- Nous ne sommes pas contre vous, monsieur Carbonel. Ce que nous voulons c'est nous assurer que le bien-être de l'enfant est respecté. Hors, vos heures de présences effectives à votre domicile ne correspondent pas et je ne comprends pas ce que votre "pote" a, à voir avec ce bébé. Est-il habilité à s'occuper d'un enfant si jeune ? Et votre "amie" qui est-elle exactement ? Cet enfant a perdu ses parents. Il a besoin de repères, pas d'être baladé de bras en bras ! lance l'infirmière acerbe.
- C't'amusant, quand ma sœur est morte on m'a pas posé toutes ses questions ! Vous étiez bien heureux d'vous débarrasser du paquet !
- S'il vous plait ne vous énervez pas, nous avons bien conscience que la situation dans la quelle vous vous êtes retrouvé a été difficile et c'est pour y remédier que nous sommes là, s'interpose l'assistante sociale un peu plus conciliante que sa collègue.
- Nous n'avions pas eu le temps de réaliser une enquête et pas le recule suffisant pour y voir clair dans cette affaire ! insiste sa consœur rébarbative.
- Et quoi ? Z'allez m'l'enlever c'est ça ?
- Calmez-vous, il n'a pas été question de ça pour le moment, tente encore d'intervenir l'ASS en voyant Gabriel s'emporter.
- Une instruction sérieuse du dossier va être menée et nous prendront les dispositions nécessaires, conclut finalement la désagréable infirmière.
Les larmes de Gabriel montent, le pire scénario qu'il ait pu imaginer est tout juste en train de se dérouler.

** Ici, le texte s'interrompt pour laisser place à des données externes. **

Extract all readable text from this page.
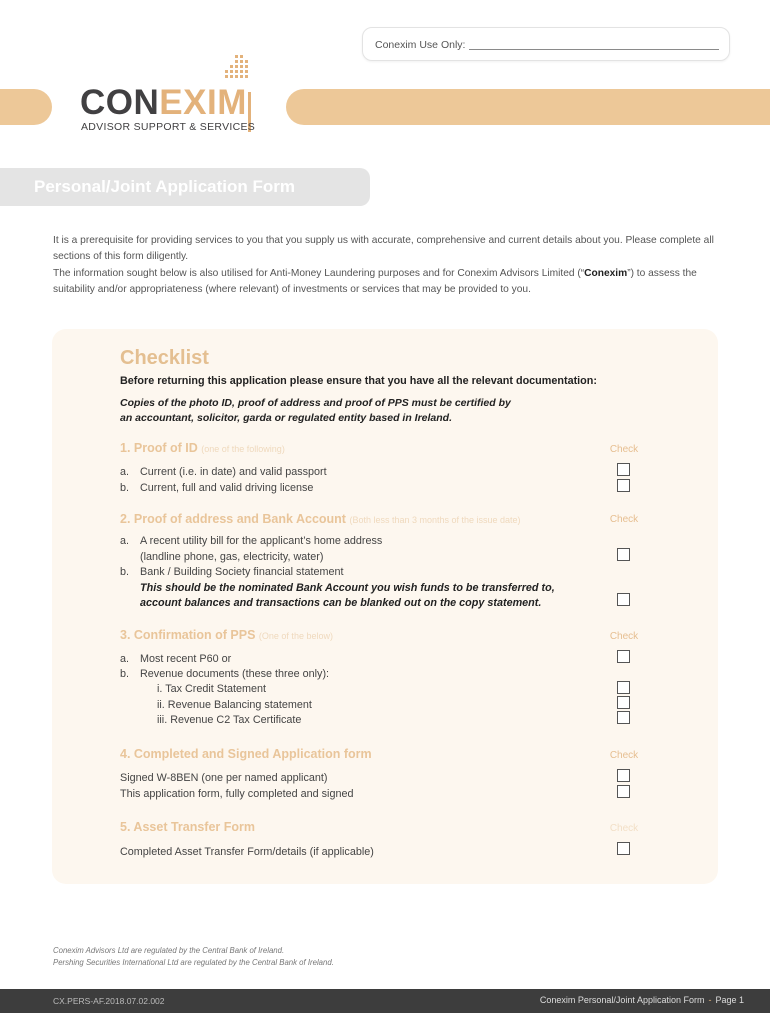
Conexim Use Only:
CONEXIM
ADVISOR SUPPORT & SERVICES
Personal/Joint Application Form

It is a prerequisite for providing services to you that you supply us with accurate, comprehensive and current details about you. Please complete all sections of this form diligently.

The information sought below is also utilised for Anti-Money Laundering purposes and for Conexim Advisors Limited (“Conexim”) to assess the suitability and/or appropriateness (where relevant) of investments or services that may be provided to you.

Checklist
Before returning this application please ensure that you have all the relevant documentation:
Copies of the photo ID, proof of address and proof of PPS must be certified by
an accountant, solicitor, garda or regulated entity based in Ireland.
1. Proof of ID (one of the following)	Check
a. Current (i.e. in date) and valid passport
b. Current, full and valid driving license
2. Proof of address and Bank Account (Both less than 3 months of the issue date)	Check
a. A recent utility bill for the applicant’s home address
(landline phone, gas, electricity, water)
b. Bank / Building Society financial statement
This should be the nominated Bank Account you wish funds to be transferred to,
account balances and transactions can be blanked out on the copy statement.
3. Confirmation of PPS (One of the below)	Check
a. Most recent P60 or
b. Revenue documents (these three only):
i. Tax Credit Statement
ii. Revenue Balancing statement
iii. Revenue C2 Tax Certificate
4. Completed and Signed Application form	Check
Signed W-8BEN (one per named applicant)
This application form, fully completed and signed
5. Asset Transfer Form	Check
Completed Asset Transfer Form/details (if applicable)
Conexim Advisors Ltd are regulated by the Central Bank of Ireland.
Pershing Securities International Ltd are regulated by the Central Bank of Ireland.
CX.PERS-AF.2018.07.02.002	Conexim Personal/Joint Application Form - Page 1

Il a en face de lui trois personnes, l'une serait visiblement une stagiaire. Muette, elle se contente de prendre des notes. Celle qui parle le plus fort est l'infirmière PMI, tout ce qu'il y a de plus terrifiante et la troisième, une assistante sociale, tentant tant bien que mal de jouer les arbitres.
Il est difficile de leur monter un bateau. L'assistante maternelle déclare ses heures et Hugo est donc plus souvent à l'appartement que prévu. Avec qui peut-il être dans ce cas ? Même en mentant sur ses horaires de travail, Gabriel n'a pas réussi à tout combler. Il a bien fallu parler de Uzu sans pour autant mentionner que celui-ci est beaucoup plus qu'un ami puisqu'il vit à domicile. En étant obligé d'ajouter Helen pour que tout soit crédible, l'histoire de Gabriel a commencée à faire apparaître beaucoup trop de nounous de remplacement, nullement habilitées à l'être aux yeux de ces trois professionnelles.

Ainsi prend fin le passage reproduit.